Jakarta (ANTARA News) - Seringai sepasang ondel-ondel yang dipajang di atas pintu utama bangunan kokoh berwarna krem itu seakan menyambut setiap orang yang datang.
Beberapa spanduk dengan dua wajah ondel-ondel, yang laki-laki dengan kumis melintang dan ondel-ondel perempuan berwarna merah jambu, juga terpampang di depan pintu gerbang.
Sebuah pos keamanan, seperti 'langkan', serambi depan dalam arsitektur rumah Betawi mengisi ruang berukuran dua kali tiga meter tepat di depan gereja. Ratusan kursi lipat berjejer rapi di teras luas dengan atap yang berujung segitiga-segitiga kecil runcing, seperti gerigi.
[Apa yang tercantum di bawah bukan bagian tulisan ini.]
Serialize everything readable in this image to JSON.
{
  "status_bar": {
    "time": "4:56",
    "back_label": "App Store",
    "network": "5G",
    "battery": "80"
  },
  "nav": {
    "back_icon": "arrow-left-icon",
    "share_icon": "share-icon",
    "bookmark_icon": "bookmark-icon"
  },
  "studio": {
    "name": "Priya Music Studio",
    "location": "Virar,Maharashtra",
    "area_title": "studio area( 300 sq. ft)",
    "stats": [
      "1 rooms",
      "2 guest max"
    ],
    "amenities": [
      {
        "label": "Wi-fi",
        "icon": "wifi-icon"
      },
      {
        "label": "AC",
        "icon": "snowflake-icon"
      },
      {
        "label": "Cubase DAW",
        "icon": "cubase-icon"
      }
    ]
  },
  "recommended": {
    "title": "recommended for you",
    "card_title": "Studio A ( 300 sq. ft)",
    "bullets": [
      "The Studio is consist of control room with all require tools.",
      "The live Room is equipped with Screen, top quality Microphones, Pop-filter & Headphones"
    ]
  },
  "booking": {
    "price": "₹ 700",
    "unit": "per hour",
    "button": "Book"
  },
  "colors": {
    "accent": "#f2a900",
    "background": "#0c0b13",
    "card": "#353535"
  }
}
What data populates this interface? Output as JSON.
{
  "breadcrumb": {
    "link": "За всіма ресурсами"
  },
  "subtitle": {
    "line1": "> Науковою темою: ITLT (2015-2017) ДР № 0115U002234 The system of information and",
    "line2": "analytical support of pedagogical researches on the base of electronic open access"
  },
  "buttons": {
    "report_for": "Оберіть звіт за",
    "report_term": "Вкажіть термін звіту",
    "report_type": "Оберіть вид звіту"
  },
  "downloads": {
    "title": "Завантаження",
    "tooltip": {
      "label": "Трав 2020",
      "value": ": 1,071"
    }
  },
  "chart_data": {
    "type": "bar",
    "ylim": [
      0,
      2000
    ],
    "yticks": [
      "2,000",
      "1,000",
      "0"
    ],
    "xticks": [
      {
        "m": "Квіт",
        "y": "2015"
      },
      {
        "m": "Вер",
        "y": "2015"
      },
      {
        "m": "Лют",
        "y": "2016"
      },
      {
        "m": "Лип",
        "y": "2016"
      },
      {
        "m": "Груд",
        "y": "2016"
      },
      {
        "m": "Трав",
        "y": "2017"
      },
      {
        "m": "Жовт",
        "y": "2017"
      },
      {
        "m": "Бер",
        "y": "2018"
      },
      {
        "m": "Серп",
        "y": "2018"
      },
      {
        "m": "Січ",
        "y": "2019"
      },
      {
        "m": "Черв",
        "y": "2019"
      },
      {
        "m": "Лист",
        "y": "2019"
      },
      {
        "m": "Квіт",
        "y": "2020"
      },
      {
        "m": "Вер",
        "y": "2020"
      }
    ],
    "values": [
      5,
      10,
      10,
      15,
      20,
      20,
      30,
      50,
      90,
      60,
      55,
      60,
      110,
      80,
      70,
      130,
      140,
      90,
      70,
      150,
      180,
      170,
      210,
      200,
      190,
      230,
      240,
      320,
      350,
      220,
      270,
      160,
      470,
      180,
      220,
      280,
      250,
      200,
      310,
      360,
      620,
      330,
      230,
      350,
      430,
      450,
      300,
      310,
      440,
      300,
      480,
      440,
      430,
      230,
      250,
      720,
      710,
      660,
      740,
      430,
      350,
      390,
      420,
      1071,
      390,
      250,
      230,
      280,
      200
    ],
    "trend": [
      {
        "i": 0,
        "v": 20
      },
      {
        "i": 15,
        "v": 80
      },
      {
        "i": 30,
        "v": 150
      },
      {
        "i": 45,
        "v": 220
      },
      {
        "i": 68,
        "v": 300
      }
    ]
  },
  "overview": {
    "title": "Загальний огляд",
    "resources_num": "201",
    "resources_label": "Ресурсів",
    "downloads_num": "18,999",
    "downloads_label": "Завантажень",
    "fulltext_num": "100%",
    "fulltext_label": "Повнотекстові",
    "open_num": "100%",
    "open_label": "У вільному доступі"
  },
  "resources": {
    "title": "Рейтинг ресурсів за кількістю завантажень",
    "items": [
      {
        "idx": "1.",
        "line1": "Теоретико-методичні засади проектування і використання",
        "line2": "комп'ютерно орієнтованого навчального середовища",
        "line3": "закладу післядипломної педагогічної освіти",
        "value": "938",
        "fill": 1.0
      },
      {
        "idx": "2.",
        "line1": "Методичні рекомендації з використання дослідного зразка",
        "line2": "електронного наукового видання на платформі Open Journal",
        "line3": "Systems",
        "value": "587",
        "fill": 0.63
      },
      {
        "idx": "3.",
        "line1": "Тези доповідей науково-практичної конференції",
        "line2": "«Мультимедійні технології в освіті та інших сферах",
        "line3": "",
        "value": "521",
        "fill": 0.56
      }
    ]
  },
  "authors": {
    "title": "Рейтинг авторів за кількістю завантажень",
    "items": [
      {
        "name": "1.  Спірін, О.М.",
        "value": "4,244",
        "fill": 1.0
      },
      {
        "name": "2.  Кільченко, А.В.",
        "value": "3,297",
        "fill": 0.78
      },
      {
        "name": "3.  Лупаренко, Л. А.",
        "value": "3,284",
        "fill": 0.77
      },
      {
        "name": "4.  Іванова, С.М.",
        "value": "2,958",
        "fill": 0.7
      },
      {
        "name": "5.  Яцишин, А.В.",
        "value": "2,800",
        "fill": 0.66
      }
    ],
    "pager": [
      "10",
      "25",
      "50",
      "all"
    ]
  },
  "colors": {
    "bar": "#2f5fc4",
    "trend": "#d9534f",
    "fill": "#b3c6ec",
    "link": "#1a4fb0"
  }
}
Sebuah kandang Natal, miniatur kandang ternak tempat Yesus dilahirkan ribuan tahun lalu di Betlehem, Palestina, terbuat dari bilah-bilah bambu berdiri agak miring di samping sebuah altar yang telah dihiasi dengan kembang warna-warni.
Kecuali aromanya yang tidak menyengat, kandang Natal itu lebih mirip kandang-kandang kambing yang sering ditemui di pinggiran Jakarta menjelang Hari Raya Idul Kurban.
Dari dalam ruangan yang luas itu sayup-sayup terdengar senandung 'Mary's Boy Child' dinyanyikan oleh kelompok paduan suara anak-anak. Di samping kelompok paduan suara yang sering disebut kelompok 'koor' itu, sebuah pohon cemara dari kertas tegak berdiri.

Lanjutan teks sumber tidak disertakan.